Nem todos os estudantes têm afinidade com a Matemática – aliás, é uma das disciplinas mais temidas por alguns. As maiores dificuldades surgem no 8º ano, quando, segundo a professora, há uma mudança brusca de conteúdo. É quando os alunos aprendem álgebra, com equações e cálculos com variáveis e incógnitas. “É um divisor de águas. É o ano que os alunos normalmente acabam não gostando de Matemática”, destaca.

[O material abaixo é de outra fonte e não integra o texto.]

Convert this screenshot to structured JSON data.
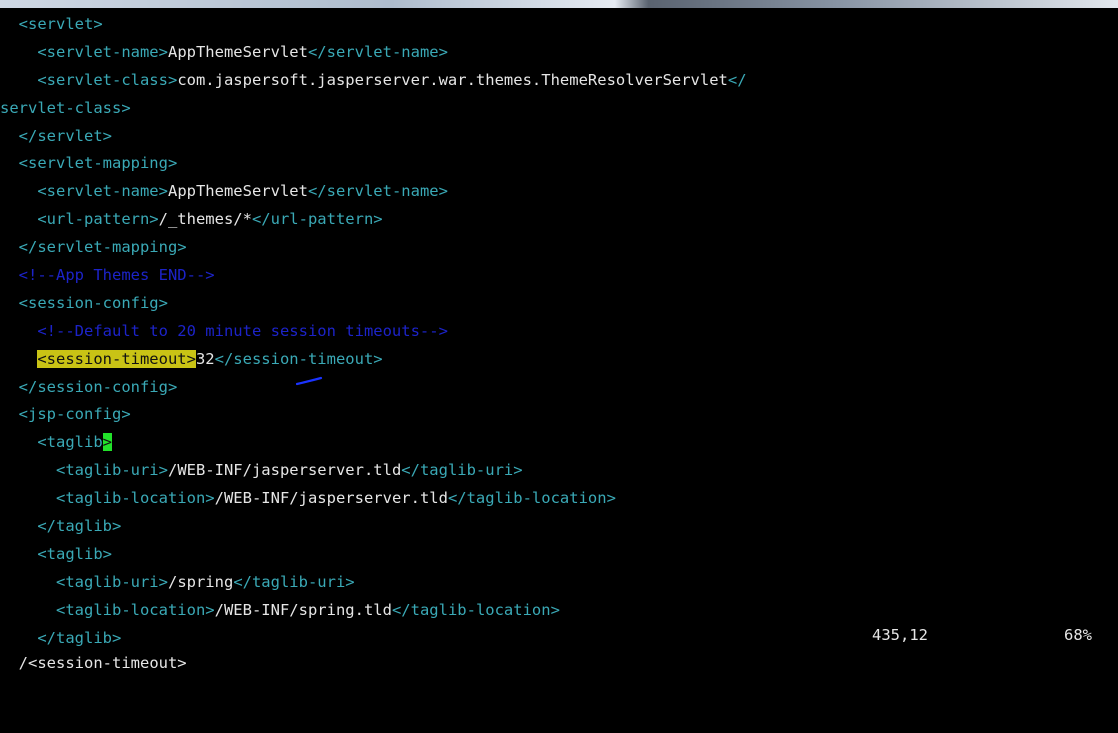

Na sua época de escola, Tânia conta que não era tão boa na disciplina, era uma aluna considerada mediana. Entretanto, o que lhe ajudou foi o gosto pela leitura. Por isso, ela defende a importância de fortalecer o ensino como um todo desde a Educação Infantil.  “O aluno que chega fraco no 5º ano, vai ter dificuldade não só em Matemática, mas de forma geral no aprendizado. A dificuldade em Matemática não vem sozinha, muitas vezes o estudante tem dificuldade também em Português. O que eu vejo é que muitos querem apenas resolver, não leem, não interpretam”, observa. Para reverter a situação, ela reforça a importância de os pais estarem atentos ao desempenho dos filhos, aproveitando o suporte que as próprias escolas costumam oferecer.

Quebra-cuca valendo cuca

Tânia se define como uma “profe de carteirinha”, já que não leciona apenas como um “bico” para complementar a renda. Contrária ao ensino da matéria apenas na base da repetição de exercícios, sempre que possível ela tenta tornar o aprendizado mais divertido, com jogos ou outras dinâmicas. E para isso lança mão desde idas ao laboratório de informática até o “quebra-cuca valendo cuca”. Trata-se de uma série de desafios matemáticos, na qual o vencedor ganha uma cuca – isso mesmo, aquela espécie de bolo tipicamente alemão. “É uma coisa simples, que parecia uma bobagem no começo, mas que deu certo. Hoje entro na sala de aula e eles querem o quebra-cuca. Eles precisam de uma motivação”, resume. Ela também gosta de criar um ambiente descontraído, permitindo que os alunos levem xícara e café de casa – ela fornece água quente – e até usem pantufas. “E não dá bagunça”, garante.

Novo projeto

Para este ano, Tânia projeta dar início ao UCS Mat, a exemplo do que já existe nas áreas de química e física. São oficinas gratuitas voltadas para as escolas de Ensino Fundamental e Médio com o objetivo de despertar o interesse pela Matemática e uma vocação científica. Ainda em fase de desenvolvimento, o projeto está previsto para iniciar ainda no primeiro semestre. Um dos destaques será uma aula de Educação Financeira que ela mesma ministrará, especificamente para alunos do 3º ano do Ensino Médio. “Essa gurizada, que hoje está com 16, 17 anos, tem que ter noção de produtos bancários. As pessoas se iludem com o pagamento mínimo do cartão de crédito. A minha intenção é mostrar como funcionam esses produtos e mostrar para eles que uma coisa é necessidade e outra coisa é desejo”, exemplifica. 

 

Esta é a 14ª reportagem da Série "Vida de…", uma das ações de comemoração aos 10 anos do SERRANOSSA e que tem como objetivo contar histórias de pessoas comuns, mostrando suas alegrias, dificuldades, desafios e superações e, através dos seus relatos, incentivar o respeito.